This unit introduces students to basic food preparation, cooking methods and safe food handling procedures. Students extend their practical skills through the preparation of a range of products, focusing on the importance of breakfast and sustainability through reducing food waste. They also develop a comprehensive understanding of the different food groups of The Australian Guide to Healthy Eating and gain an awareness of the applications of this food selection model as a means of choosing foods for a nutritious diet. The practical skills developed in this unit enable students to develop independence and confidence in relation to the preparation and presentation of food.
TEB22: Fabulous Food
In this unit, students extend on their knowledge of key food selection models in Australia and around the world and have the opportunity to critically analyse and reinvent appropriate indigenous food selection models. They study a range of different ingredients and develop their understanding of the physical and chemical properties of food substances. Practical skills continue to be developed, with an emphasis on the preparation of sustainable and nutritious main meals and snacks. The theory tasks will consolidate the knowledge learnt in their practical lessons, with the opportunity to build skills in nutritious and budget friendly meal planning. Students also explore technological advances in kitchen appliances and their impact on Australian domestic and commercial kitchens. They also develop their research and report-writing skills by conducting a survey in this area.
TEC20: A World of Food
This unit involves a study of food patterns, nutrition and meal planning. The emphasis is on foods from other lands. The unit aims to develop in students: (i) an understanding of major nutrients and their functions; (ii) a knowledge of the uses of food selection guides and the Australian Dietary Guidelines in planning and evaluating diets; (iii) an appreciation of the social and cultural factors which influence food selection and food consumption patterns; (iv) familiarity with the technology process (investigating, designing, producing and evaluating).

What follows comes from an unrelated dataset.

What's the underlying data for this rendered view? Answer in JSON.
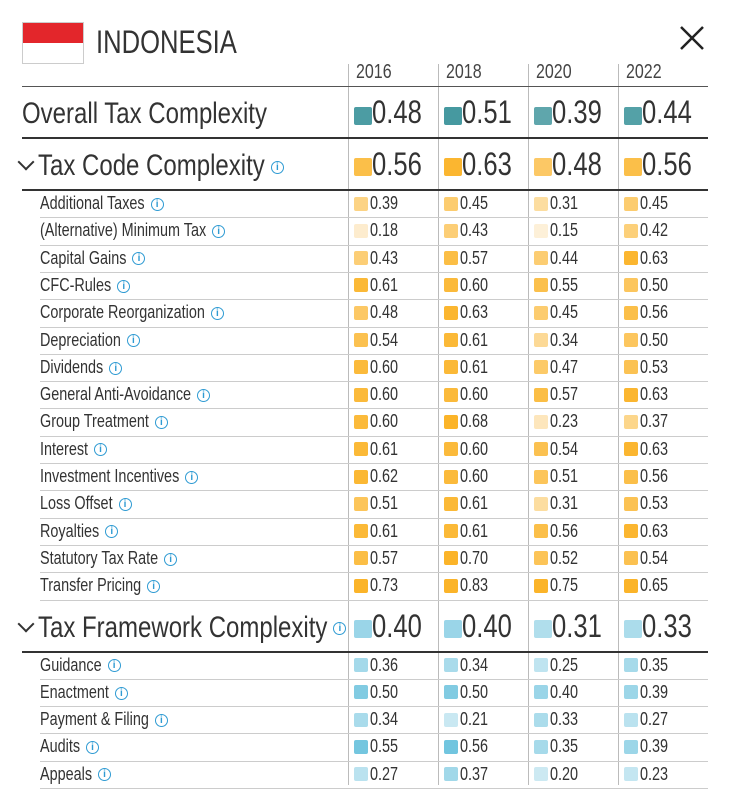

TEC21: Thinking About Food
In this unit, students study Indigenous Australian cuisine and look at how colonisation and migration has impacted the foods available in Australia today. They look at the different elements of a meal including canapes, entrees, mains and desserts and follow a design brief to create a two-course meal. Students explore the factors that affect food choice such as peers, advertising and personal values and beliefs and investigate how poor food choices can impact our health. Students further extend their understanding of the technology process and broaden their knowledge of the nutritional requirements of adolescents.
TED20: Food for Life
Through this unit, students develop a comprehensive understanding of the digestive system and the different types of digestion. Students explore food allergies and intolerances as well as diet-related health problems. Some of the topics covered include heart disease, obesity and osteoporosis. Students critically analyse the way food production and consumption impacts the environment and how climate change could affect the foods that are grown in the future. They will extend their understanding of concepts such organic farming, sustainability, food waste and food security whilst following the design process to plan and prepare a range of meals.